The Magnificent Seven
McQueen moved into film in the mid-1950s with bit parts in Girl on the Run (1953) and Somebody Up There Likes Me (1956). He secured his first lead role in the 1958 horror movie The Blob. He then replaced Sammy Davis, Jr. in the Frank Sinatra vehicle Never So Few in 1959 when Sinatra quarrelled with Davis. the director, John Sturges then cast McQueen in his next movie, promising to "give him the camera". Starring with with Yul Brynner, Robert Vaughn, Charles Bronson, and James Coburn in The Magnificent Seven (1960), it would be McQueen's first major hit.
The Great Escape
McQueen's next big film was 1963's The Great Escape (which also starred Bronson and Coburn, as well as James Garner). (Quentin Tarantino has called the film the shortest three hour movie he's ever seen.) McQueen had an amazing motorcycle chase sequence in which he was "crucified" on barbed wire at the end.
Bullit and later films
Another successful film came in 1968 with Bullitt, which thrilled audiences with an unprecedented (and endlessly imitated) auto chase through San Francisco.
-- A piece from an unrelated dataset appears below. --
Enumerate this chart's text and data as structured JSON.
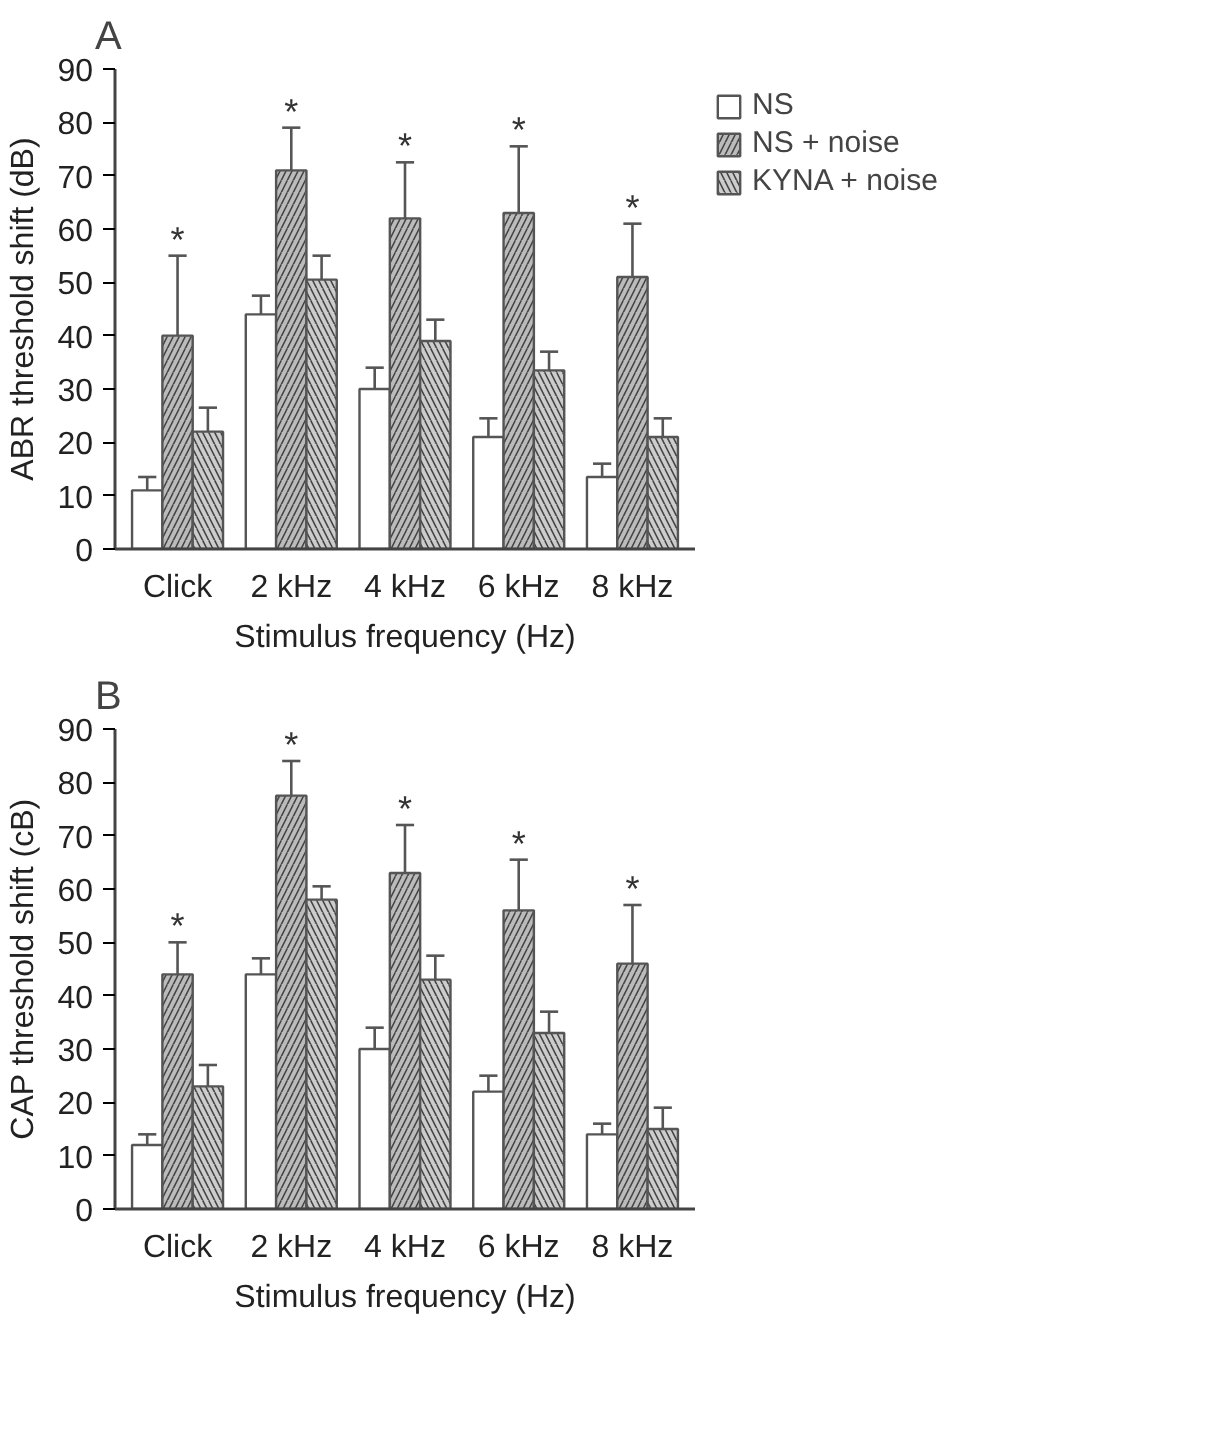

Prior to that, he earned his only Academy Award nomination for the 1966 film The Sand Pebbles. McQueen also appeared in 1973's Papillon, the 1971 car race drama Le Mans and in The Getaway in 1972.
McQueen was the world's highest paid actor by the time of The Getaway, largely because of his incomparable popularity in Asia {fact}}. After The Towering Inferno co-starring with his long time rival Paul Newman in 1974, McQueen did not return to film until 1978 with An Enemy of the People playing against type as an overweight heavily bearded character. The film was little-seen.
Marriages
McQueen married Philippines-born actress Neile Adams in 1957 and they had a son and a daughter before divorcing in 1972. He married Ali MacGraw in 1973; they divorced in 1978. He was married lastly to Barbara Minty in January 1980.
Motor Racer
McQueen was a motorcycle and racecar enthusiast. When he had the opportunity to drive in a movie, he often did so himself, performing many of his own stunts. The most memorable were the classic chase in Bullitt and the motorcycle chase scene in The Great Escape. The jump over the fence was actually done by one of his riding buddies for insurance purposes.
During his acting career he considered becoming a professional race car driver. In the 1970 race 12 Hours of Sebring, Peter Revson and McQueen finished second with a Porsche 908/02. The same car was used as a camera car for the Le Mans in the 24 Hours of Le Mans later that year, entered by his production company Solar Productions. McQueen himself wanted to enter a Porsche 917 together with Jackie Stewart but this was not accepted.
He also competed in off-road motorcycle racing. In 1971, Solar Productions funded the now-classic motorcycle documentary On Any Sunday, in which McQueen himself is featured, along with racing legends Mert Lawwill and Malcolm Smith.
He owned several luxurious and exotic sportscars including:
Porsche 917, Porsche 908 and Ferrari 512 race cars from the Le Mans film.
Ferrari Lusso Berlinetta
Jaguar XKSS
Porsche 356 Speedster
Range Rover
To his dismay, McQueen never was able to own the legendary Ford Mustang GT that he drove in Bullitt. There were two cars used for filming. It is rumored that both models of the car mysteriously disappeared after the film wrapped (similar to the Easy Rider bikes). The film's director Peter Yates recently stated in a radio interview that both vehicles are still extant (BBC Radio 4, 7 January 2006 ).